バソプレシン(ADH:Antidiuretic Hormone)は、視床下部で合成され下垂体後葉から分泌されるホルモンであり、腎臓に作用して水の再吸収を促進し、体液量および浸透圧の調節を行う。体内の水分バランス維持に不可欠なホルモンである。


■ 分泌部位


■ 標的器官


■ 主な作用

① 腎臓への作用(抗利尿作用)

  • 集合管での水再吸収促進
  • 尿量減少(濃縮尿)
  • 体液量の維持

② 血管への作用

  • 血管収縮(血圧上昇)

■ 作用機序(重要)

ADHは腎集合管のV2受容体に作用し、水チャネル(アクアポリン)を細胞膜に挿入することで水の再吸収を促進する。


■ 分泌調節

① 促進因子

  • 血漿浸透圧上昇(最も重要)
  • 脱水
  • 血圧低下・循環血液量低下
  • ストレス・痛み

② 抑制因子

  • 血漿浸透圧低下
  • 飲水
  • アルコール

■ 生理学的ポイント

  • 体液の「濃さ(浸透圧)」を調節するホルモン
  • 水分保持によって血圧維持にも関与
  • 短時間で変動する調節系

■ 異常と病態

① 分泌低下

  • 尿崩症(大量の希釈尿)
  • 脱水・口渇

② 分泌過剰

  • SIADH(抗利尿ホルモン不適合分泌症候群)
  • 水中毒(低ナトリウム血症)

■ 東洋医学的関連

ADHは体内の水分調節に関与するため、東洋医学では「腎」の水分代謝機能および「脾」の運化作用と深く関連すると考えられる。
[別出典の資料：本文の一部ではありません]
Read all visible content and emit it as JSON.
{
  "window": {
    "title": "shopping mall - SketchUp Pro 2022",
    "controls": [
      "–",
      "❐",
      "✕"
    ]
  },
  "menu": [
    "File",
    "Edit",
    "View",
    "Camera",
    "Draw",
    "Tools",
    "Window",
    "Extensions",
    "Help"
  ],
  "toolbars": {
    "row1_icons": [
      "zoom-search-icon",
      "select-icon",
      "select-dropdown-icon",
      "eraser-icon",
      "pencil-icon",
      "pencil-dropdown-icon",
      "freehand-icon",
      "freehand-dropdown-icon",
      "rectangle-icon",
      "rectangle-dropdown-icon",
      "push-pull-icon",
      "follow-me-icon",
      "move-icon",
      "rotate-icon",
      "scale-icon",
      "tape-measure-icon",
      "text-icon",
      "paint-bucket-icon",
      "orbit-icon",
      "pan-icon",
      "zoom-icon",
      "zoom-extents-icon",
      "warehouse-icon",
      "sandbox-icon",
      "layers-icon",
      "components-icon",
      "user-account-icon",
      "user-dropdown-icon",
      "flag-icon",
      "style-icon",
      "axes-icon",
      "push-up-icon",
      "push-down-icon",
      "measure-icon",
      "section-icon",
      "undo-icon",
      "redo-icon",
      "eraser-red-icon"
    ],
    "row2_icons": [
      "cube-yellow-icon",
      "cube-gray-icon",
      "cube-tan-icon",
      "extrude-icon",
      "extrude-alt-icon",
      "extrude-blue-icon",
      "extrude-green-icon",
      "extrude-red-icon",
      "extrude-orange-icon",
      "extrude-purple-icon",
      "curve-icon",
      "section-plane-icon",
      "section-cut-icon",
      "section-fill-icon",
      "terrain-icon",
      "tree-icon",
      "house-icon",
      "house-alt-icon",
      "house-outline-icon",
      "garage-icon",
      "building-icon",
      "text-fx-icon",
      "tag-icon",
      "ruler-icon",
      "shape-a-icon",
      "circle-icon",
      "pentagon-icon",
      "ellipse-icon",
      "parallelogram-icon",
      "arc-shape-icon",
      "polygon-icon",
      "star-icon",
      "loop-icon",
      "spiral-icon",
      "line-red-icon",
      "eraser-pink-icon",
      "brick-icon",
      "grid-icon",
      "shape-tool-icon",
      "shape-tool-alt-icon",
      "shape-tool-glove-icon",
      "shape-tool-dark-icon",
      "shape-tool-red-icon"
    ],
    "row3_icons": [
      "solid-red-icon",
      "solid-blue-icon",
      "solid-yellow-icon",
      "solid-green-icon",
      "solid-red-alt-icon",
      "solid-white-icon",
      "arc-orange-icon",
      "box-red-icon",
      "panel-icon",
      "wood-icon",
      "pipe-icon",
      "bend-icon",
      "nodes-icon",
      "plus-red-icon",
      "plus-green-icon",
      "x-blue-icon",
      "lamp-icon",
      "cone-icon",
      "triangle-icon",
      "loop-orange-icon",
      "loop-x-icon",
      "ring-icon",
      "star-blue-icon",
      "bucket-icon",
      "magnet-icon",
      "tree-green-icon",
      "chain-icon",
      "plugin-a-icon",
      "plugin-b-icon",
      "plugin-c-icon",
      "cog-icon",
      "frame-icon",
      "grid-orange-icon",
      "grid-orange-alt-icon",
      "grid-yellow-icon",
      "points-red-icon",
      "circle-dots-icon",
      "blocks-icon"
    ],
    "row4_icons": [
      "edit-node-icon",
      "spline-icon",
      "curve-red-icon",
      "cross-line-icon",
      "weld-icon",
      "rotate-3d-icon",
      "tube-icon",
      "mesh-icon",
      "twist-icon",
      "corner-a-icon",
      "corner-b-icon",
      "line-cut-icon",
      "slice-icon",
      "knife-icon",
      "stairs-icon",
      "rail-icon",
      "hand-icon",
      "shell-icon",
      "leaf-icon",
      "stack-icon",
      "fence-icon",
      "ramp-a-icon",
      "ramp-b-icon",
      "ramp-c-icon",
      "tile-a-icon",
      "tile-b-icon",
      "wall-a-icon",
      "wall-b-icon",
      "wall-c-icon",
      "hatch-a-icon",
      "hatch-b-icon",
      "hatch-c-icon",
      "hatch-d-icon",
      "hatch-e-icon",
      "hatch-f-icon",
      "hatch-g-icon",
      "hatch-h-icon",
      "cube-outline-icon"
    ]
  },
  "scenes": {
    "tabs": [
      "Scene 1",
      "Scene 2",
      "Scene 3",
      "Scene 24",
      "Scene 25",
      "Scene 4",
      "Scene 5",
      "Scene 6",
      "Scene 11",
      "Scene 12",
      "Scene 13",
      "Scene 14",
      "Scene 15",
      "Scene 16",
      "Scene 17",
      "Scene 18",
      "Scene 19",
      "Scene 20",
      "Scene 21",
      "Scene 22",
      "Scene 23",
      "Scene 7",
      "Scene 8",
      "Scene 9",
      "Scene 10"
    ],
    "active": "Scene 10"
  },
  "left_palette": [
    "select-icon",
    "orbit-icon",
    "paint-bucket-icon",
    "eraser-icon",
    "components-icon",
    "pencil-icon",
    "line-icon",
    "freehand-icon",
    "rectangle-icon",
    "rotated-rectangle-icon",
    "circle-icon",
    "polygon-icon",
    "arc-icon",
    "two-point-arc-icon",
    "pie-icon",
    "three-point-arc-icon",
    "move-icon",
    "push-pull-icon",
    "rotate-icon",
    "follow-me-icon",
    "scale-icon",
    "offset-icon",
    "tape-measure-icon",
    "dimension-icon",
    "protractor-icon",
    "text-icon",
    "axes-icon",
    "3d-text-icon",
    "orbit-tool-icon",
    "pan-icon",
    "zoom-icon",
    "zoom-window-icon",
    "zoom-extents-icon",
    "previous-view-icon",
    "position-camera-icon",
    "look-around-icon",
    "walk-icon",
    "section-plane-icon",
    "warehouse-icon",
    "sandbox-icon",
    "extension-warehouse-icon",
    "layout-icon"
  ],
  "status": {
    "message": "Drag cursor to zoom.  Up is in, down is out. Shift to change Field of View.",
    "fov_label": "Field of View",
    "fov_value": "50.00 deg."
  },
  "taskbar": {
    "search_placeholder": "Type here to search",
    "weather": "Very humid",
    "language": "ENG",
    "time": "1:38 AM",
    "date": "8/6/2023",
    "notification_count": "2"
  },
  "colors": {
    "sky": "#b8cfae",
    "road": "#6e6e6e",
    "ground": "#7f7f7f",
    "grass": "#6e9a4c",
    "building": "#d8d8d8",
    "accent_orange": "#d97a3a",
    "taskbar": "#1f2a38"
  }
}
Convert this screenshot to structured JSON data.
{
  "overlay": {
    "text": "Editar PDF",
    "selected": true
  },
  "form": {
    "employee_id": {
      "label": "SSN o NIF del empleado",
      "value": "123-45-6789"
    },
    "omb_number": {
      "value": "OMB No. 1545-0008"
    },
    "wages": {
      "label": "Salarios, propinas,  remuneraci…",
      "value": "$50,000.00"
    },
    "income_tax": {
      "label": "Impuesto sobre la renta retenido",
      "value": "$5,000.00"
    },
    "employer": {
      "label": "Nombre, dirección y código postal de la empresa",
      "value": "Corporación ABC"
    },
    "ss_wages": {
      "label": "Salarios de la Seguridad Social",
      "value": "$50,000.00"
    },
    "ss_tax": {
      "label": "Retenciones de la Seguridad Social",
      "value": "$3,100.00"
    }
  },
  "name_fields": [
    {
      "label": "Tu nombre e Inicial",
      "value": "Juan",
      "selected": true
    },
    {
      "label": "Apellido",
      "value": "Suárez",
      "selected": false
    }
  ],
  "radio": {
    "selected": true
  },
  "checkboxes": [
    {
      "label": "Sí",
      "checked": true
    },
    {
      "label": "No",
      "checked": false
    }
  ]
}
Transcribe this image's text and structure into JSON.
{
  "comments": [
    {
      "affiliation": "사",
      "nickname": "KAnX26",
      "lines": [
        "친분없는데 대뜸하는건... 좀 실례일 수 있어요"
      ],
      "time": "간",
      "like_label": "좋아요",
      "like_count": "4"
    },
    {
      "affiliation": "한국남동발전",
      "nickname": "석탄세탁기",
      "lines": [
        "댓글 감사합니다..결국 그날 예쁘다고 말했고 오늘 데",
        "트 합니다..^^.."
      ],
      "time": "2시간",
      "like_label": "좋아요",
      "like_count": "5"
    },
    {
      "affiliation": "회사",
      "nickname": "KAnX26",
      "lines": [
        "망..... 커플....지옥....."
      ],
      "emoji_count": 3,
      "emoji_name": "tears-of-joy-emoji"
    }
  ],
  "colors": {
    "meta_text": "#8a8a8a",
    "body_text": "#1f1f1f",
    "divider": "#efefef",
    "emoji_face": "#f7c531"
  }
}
水分代謝の異常は「水滞」「痰湿」として表現され、排尿異常や浮腫、口渇などの症状として現れる。


■ 鍼灸臨床との関連

ADHに関連する水分代謝異常に対しては、腎および脾の機能調整が重要となる。

  • 腎の調整(太谿・腎兪など)
  • 脾胃の調整(足三里・中脘など)
  • 水分代謝調整(三陰交・陰陵泉など)

頻尿・多尿・浮腫・口渇などの症状に対しては、「水分代謝の失調」という視点からのアプローチが有効となる。